The wider 51-scrip Nifty of the National Stock Exchange (NSE) was up 29.95 points or 0.33% at 9,173.75 points.
The barometer 30-scrip sensitive index (Sensex) of the BSE, which opened at 29,538.03 points, closed at 29,647.42 points – up 115.99 points or 0.39%, from the previous close at 29,531.43 points. The Sensex touched a high of 29,684.54 points and a low of 29,521.65 points during the intra-day trade.
The BSE market breadth was bullish – with 1,729 advances and 999 declines.
In terms of the broader markets, the S&P BSE mid-cap index was up 0.39% and the small-cap index edged higher by 0.95%.

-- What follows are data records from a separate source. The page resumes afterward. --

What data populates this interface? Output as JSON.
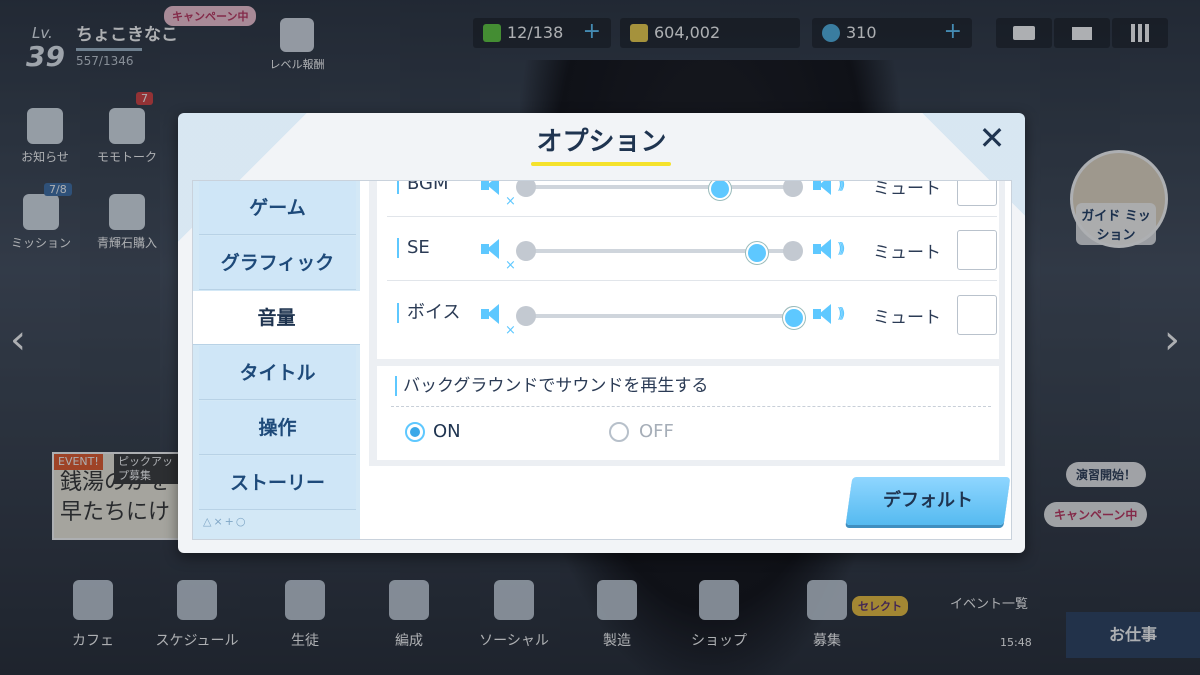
{
  "player": {
    "level_label": "Lv.",
    "level": "39",
    "name": "ちょこきなこ",
    "exp": "557/1346",
    "campaign_tag": "キャンペーン中"
  },
  "top": {
    "level_report": "レベル報酬",
    "stamina": "12/138",
    "credits": "604,002",
    "gems": "310"
  },
  "left_side": {
    "notice": "お知らせ",
    "momotalk": "モモトーク",
    "momotalk_badge": "7",
    "mission": "ミッション",
    "mission_count": "7/8",
    "gem_purchase": "青輝石購入"
  },
  "event_banner": {
    "tag1": "EVENT!",
    "tag2": "ピックアップ募集",
    "text": "銭湯のかを 早たちにけ"
  },
  "right_side": {
    "guide_mission": "ガイド ミッション",
    "drill_start": "演習開始！",
    "campaign": "キャンペーン中",
    "event_list": "イベント一覧"
  },
  "bottom_nav": [
    "カフェ",
    "スケジュール",
    "生徒",
    "編成",
    "ソーシャル",
    "製造",
    "ショップ",
    "募集"
  ],
  "select_badge": "セレクト",
  "work_button": "お仕事",
  "clock": "15:48",
  "modal": {
    "title": "オプション",
    "close": "✕",
    "tabs": [
      "ゲーム",
      "グラフィック",
      "音量",
      "タイトル",
      "操作",
      "ストーリー"
    ],
    "active_tab": "音量",
    "tab_deco": "△×+○",
    "volume_rows": [
      {
        "label": "BGM",
        "value": 0.72,
        "mute_label": "ミュート"
      },
      {
        "label": "SE",
        "value": 0.86,
        "mute_label": "ミュート"
      },
      {
        "label": "ボイス",
        "value": 1.0,
        "mute_label": "ミュート"
      }
    ],
    "bg_sound_title": "バックグラウンドでサウンドを再生する",
    "bg_on": "ON",
    "bg_off": "OFF",
    "bg_selected": "ON",
    "default_button": "デフォルト"
  },
  "colors": {
    "accent": "#5ec8ff",
    "title_underline": "#f5e22c",
    "text_dark": "#1f3450"
  }
}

“March derivative series rollover pulled up the market which already had favourable fundamental push behind it. Fund flows continued to be strong despite expectation that there could be withdrawal on account of the taxation treaty signed by the Indian government with Singapore and Mauritius,” Vijay Singhania, founder and director of brokerage firm Trade Smart Online, told IANS.
“Continuous inflow of foreign money has caused the rupee to strengthen. Rupee traded at 64.94, below the psychologically important 65-mark.”
On the currency front, the Indian rupee closed on a flat note at 64.92 against a US dollar from its previous close of 64.90-91 to a greenback.